Try this instead: Make sure it's possible to evaluate answers objectively. Here are some examples: "Tell me about a competing company in our industry. What is one way our technologies/business models differ?" or "Tell me about a new innovation/new piece of research/new technology you've recently learned about and/or have started using. How did you hear about it? How has it affected your work? These questions can be used to assess a candidate's knowledge of (and engagement with) the industry.

(3) Specificity: The question shouldn't be so specific that it doesn't apply to all candidates
What not to do: "Describe a time when you've been upset with your performance at work and it affected your relationship with others. How did you handle the situation?"

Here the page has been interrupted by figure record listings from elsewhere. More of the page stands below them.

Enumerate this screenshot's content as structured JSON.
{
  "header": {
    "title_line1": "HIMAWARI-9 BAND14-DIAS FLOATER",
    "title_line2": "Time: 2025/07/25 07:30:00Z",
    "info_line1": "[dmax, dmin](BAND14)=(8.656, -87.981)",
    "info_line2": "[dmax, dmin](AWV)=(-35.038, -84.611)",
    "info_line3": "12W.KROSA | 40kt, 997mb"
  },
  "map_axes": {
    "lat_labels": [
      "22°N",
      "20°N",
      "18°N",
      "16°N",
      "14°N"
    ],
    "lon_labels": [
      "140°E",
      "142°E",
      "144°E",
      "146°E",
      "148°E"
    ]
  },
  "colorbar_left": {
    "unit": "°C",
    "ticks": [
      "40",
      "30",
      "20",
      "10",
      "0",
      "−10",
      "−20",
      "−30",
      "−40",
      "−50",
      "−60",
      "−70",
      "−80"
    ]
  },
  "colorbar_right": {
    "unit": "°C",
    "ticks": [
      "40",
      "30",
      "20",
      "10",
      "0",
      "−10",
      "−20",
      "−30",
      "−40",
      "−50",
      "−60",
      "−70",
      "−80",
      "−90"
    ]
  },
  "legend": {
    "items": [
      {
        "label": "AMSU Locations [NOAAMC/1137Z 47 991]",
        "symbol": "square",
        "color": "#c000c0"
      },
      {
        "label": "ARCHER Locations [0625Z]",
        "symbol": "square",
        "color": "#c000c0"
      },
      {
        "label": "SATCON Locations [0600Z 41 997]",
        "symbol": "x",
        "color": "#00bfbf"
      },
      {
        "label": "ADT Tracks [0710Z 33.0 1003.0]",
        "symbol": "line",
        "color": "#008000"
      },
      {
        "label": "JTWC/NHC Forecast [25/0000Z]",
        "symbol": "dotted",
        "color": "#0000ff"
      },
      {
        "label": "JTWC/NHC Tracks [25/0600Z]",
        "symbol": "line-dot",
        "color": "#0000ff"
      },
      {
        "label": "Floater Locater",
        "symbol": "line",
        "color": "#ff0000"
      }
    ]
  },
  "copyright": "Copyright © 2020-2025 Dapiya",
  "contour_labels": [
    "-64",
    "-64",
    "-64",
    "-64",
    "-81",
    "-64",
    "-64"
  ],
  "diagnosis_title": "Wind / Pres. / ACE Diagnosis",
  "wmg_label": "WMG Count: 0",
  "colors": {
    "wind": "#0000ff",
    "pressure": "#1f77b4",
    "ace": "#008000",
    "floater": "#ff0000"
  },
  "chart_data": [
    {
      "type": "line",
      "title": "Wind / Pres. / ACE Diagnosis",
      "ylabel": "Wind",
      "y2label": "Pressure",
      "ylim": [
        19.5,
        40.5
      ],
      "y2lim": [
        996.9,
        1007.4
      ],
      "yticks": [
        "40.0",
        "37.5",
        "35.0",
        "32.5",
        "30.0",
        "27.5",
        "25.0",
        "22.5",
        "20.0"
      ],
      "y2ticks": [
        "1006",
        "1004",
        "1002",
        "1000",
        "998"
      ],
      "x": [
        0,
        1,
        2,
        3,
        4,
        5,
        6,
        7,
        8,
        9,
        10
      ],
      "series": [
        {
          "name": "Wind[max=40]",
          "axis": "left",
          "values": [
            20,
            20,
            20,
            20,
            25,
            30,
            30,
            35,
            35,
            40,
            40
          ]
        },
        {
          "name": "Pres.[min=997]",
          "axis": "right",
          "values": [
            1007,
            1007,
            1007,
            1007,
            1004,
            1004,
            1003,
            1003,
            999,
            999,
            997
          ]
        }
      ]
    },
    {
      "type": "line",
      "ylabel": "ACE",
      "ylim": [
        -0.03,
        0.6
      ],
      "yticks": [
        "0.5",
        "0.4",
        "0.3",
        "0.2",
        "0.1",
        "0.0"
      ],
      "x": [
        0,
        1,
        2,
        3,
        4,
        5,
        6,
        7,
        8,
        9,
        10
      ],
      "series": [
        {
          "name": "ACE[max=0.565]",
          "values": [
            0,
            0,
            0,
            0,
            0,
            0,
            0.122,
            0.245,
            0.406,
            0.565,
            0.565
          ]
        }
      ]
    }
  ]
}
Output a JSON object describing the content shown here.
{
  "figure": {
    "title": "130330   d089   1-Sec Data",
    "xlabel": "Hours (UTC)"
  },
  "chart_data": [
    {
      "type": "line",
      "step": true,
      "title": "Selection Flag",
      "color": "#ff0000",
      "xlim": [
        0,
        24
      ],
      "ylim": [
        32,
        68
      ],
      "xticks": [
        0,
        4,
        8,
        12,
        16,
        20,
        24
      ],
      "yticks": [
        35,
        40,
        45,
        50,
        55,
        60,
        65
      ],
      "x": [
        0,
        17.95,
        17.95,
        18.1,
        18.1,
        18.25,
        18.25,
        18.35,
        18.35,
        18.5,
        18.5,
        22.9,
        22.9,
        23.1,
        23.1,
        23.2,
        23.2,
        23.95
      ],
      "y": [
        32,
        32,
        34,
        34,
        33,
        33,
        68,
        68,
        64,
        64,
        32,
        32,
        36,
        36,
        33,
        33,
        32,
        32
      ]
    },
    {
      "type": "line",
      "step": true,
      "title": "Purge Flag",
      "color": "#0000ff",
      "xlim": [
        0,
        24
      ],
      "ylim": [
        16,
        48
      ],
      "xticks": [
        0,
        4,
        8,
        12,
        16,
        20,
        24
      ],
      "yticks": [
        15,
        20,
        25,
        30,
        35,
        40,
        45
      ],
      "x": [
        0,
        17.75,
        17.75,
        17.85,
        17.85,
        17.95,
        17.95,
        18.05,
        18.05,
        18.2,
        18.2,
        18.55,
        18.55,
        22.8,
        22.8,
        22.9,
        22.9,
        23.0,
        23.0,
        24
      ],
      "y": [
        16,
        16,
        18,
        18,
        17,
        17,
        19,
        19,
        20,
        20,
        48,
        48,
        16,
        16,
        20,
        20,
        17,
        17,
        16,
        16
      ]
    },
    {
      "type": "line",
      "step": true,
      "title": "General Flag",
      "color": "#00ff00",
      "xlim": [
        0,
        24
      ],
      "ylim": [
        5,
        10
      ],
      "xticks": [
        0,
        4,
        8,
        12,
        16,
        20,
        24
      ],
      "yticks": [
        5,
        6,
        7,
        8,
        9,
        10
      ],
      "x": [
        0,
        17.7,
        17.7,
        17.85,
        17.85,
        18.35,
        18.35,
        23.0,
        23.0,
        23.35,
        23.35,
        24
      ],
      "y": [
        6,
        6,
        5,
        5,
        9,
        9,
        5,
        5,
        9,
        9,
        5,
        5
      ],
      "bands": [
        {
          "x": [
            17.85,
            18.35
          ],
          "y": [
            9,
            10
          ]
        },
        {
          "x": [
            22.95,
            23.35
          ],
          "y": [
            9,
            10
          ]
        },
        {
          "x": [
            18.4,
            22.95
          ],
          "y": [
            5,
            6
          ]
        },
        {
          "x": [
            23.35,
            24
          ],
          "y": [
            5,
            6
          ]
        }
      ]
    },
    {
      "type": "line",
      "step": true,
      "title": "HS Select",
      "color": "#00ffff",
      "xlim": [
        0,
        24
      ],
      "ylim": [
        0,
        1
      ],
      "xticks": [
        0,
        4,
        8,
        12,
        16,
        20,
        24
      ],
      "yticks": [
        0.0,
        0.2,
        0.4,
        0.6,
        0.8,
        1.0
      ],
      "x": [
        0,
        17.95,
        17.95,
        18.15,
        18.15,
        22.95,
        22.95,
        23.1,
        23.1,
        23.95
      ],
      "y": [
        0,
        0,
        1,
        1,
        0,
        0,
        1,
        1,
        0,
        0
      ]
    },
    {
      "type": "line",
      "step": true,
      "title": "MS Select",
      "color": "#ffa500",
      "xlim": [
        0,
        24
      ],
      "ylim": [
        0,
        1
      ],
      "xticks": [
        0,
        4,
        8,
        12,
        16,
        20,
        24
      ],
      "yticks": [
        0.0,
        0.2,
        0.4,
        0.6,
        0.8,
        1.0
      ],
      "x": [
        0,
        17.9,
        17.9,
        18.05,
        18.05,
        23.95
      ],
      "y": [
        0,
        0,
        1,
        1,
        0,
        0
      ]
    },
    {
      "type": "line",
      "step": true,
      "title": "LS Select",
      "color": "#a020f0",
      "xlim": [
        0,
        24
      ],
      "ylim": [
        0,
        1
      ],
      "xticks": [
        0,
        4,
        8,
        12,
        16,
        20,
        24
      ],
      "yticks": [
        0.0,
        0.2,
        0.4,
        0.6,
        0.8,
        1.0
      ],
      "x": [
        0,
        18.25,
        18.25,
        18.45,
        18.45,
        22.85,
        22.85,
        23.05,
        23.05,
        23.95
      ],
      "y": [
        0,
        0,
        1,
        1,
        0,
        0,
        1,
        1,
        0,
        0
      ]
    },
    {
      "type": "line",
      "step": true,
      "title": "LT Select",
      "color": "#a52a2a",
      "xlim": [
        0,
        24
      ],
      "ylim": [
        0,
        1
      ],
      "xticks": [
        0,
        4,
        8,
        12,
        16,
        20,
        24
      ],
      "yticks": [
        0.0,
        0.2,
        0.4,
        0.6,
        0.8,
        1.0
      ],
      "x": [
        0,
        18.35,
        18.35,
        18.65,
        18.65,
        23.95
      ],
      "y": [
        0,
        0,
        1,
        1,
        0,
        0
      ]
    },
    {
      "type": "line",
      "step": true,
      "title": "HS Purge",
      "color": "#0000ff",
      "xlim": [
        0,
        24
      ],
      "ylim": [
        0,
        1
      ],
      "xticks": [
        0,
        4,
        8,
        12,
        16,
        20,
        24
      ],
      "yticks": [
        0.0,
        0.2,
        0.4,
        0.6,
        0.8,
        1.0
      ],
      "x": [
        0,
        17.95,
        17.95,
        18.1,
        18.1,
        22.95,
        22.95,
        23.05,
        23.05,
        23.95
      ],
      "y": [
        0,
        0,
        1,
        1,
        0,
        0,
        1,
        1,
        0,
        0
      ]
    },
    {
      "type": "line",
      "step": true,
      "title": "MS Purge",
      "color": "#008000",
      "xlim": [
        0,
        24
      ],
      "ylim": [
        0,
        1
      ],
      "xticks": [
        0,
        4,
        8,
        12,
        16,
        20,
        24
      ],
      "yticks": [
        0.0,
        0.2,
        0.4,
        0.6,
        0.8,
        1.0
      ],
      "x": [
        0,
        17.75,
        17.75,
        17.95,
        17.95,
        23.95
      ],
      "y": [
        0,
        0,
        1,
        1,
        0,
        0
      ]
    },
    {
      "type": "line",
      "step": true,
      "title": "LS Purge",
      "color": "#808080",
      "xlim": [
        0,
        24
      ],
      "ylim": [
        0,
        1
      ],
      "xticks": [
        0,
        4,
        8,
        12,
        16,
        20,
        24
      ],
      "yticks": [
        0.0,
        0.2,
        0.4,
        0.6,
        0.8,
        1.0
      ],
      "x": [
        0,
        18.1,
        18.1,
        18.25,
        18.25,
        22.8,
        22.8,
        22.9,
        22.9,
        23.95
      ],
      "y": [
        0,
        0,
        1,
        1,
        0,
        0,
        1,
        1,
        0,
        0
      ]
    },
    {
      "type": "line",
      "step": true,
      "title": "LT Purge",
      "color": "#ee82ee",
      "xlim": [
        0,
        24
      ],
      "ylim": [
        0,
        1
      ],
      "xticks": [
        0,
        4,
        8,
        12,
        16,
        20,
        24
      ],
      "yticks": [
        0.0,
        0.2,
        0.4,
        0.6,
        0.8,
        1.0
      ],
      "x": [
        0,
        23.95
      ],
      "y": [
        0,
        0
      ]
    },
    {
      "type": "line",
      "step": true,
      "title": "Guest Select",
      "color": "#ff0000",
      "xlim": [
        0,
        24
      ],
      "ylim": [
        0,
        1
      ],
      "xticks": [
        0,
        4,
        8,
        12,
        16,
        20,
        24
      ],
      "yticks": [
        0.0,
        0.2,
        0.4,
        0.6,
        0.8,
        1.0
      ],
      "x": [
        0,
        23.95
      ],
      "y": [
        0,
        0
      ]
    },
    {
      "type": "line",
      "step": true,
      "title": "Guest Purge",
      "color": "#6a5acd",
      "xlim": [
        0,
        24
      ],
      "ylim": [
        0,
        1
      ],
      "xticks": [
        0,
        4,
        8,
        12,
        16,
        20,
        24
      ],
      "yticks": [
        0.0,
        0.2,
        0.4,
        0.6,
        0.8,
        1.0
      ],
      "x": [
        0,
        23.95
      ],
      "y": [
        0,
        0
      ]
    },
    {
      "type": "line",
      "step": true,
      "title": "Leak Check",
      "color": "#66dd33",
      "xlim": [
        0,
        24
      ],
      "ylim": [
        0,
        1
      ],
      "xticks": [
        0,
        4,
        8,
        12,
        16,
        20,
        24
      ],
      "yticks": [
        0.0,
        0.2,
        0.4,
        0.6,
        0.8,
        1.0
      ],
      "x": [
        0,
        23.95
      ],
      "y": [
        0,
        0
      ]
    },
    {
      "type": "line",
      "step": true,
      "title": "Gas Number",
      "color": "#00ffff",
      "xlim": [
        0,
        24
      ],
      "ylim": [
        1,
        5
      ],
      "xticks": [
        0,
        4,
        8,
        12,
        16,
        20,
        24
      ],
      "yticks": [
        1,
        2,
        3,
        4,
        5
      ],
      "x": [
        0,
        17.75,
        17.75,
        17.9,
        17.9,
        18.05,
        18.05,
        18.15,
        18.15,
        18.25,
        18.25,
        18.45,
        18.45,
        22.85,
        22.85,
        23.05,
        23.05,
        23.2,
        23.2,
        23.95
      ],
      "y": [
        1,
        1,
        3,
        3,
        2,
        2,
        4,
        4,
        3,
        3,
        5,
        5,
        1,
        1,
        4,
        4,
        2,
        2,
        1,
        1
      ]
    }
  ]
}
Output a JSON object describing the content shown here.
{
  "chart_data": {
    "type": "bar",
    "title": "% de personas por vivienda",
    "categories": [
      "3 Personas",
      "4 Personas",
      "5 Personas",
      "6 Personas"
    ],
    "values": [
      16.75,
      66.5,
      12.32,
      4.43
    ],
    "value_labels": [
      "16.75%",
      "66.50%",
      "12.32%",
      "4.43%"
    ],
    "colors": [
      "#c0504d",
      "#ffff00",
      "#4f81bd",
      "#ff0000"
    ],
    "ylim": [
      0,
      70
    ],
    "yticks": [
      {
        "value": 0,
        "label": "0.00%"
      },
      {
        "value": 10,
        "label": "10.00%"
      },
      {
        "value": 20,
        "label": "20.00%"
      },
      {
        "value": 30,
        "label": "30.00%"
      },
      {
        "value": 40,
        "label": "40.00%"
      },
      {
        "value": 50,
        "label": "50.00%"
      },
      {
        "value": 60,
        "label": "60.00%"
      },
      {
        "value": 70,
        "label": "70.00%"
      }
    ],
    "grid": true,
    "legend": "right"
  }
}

Not all candidates have experienced frustrations that have affected relationships, making the question overly specific. Because a core tenet of structured interviewing is to ask all candidates for the same role the same set of questions, it's important to craft questions that can apply to everyone.

Try this instead: "Describe a time when you've been frustrated with your performance at work. How did you handle the situation?" A simple rewrite makes the question less specific, and in turn more universally relevant.

(4) Leading: The wording of the question shouldn't suggest the answer
What not to do: "Tell me about a time you worked on a project with a team. Did you enjoy working on a team, or do you prefer working alone?"

By asking the candidate to talk about a time they worked with a team, you subtly suggest that teamwork is important to the company. The wording of the question makes it unlikely that a candidate would admit a preference for working alone.

Try this instead: "Tell me about a project you enjoyed working on. What did you enjoy about it? Now tell me about a project you didn't enjoy. What did you not enjoy about it?" If you want to understand a candidate's ideal working environment (whether the environment is collaborative or independent, competitive or communal), asking questions that bring out the candidate's preferences will yield more honest and informative answers.

While asking good interview questions is only one part of an effective structured interviewing process, it's a critical part, and one that companies often get wrong. Use these tips to ask better questions and, ultimately, make more accurate and less biased hiring decisions.